FARQÎN – Amed’in Farqîn(Silvan)ilçesi Tekel Mahallesinde bulunan mezarlığa giren polis, Şehit Andok Farqîn (Ramazan Yılmaz) mezarını yıktı. Görgü tanıklarının anlattıklarına göre, 11 Aralık saat 03.00’de mezarlığa giren işgalci Türk polisleri, Şehit Andok Farqîn’in mezarının tahrip etti. Şehidin isminin yazılı olduğu mezar taşı yerinden sökülüp götürüldü.
‘KÜRTLERİN ÖLÜSÜNE TAHAMMÜL YOK’
Şehit Andok Farqîn’in ağabeyi Kerem Yılmaz, İnsan Hakları Haftasının olduğu bir dönemde böyle bir saldırının yapılmasını kınayarak, Türkiye’de Kürtlerin ölülerine bile tahammül edilmediğini söyledi. Mezara saldırıların amacının ailelere acı çektirmek olduğunu ifade eden ağabey Yılmaz, mezarlığın daha öncede tahrip edildiğini hatırlattı.
‘SUÇ DUYURUSUNDA BULUNACAĞIZ’
Ağabey Kerem Yılmaz, kardeşinin mezarına yapılan saldırıya ilişkin İnsan Hakları Derneği (İHD) başvuracaklarını ve suç duyurusunda bulunacaklarını söyledi.

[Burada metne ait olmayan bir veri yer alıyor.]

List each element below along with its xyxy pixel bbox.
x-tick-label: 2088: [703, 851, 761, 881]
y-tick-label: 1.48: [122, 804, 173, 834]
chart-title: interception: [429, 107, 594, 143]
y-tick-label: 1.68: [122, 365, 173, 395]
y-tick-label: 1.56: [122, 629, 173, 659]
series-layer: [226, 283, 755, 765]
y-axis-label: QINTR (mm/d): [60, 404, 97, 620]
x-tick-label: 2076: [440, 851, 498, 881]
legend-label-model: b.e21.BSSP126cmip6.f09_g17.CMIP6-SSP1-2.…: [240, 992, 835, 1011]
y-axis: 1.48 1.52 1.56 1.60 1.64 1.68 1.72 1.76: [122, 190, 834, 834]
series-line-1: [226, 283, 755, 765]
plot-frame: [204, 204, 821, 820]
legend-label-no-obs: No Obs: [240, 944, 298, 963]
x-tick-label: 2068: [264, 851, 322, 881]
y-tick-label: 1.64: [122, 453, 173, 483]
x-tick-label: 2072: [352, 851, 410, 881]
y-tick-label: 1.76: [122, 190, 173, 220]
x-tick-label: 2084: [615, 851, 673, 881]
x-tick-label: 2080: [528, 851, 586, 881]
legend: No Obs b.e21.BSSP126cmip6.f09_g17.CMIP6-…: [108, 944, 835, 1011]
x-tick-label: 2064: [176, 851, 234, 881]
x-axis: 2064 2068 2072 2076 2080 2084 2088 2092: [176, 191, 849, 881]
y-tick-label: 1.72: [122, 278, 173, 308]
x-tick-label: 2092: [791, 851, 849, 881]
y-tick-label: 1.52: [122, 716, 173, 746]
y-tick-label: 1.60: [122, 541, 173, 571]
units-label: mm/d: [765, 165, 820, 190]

ÖLÜMSÜZLER TABURU ÜYESİ: ŞEHİT ANDOK FARQÎN
25 Mayıs 2012 yıllında Ölümsüzler Taburu üyeleri Şehit Êrîş Gever(Cengiz Özek) ve Şehit Andok Farqîn (Ramazan Yılmaz) Halklar Önderi Abdullah Öcalan’a yönelik tecrit ve Roboskî Katliamı’na karşılık fedai eylem gerçekleştirerek şehadete ulaşmıştı.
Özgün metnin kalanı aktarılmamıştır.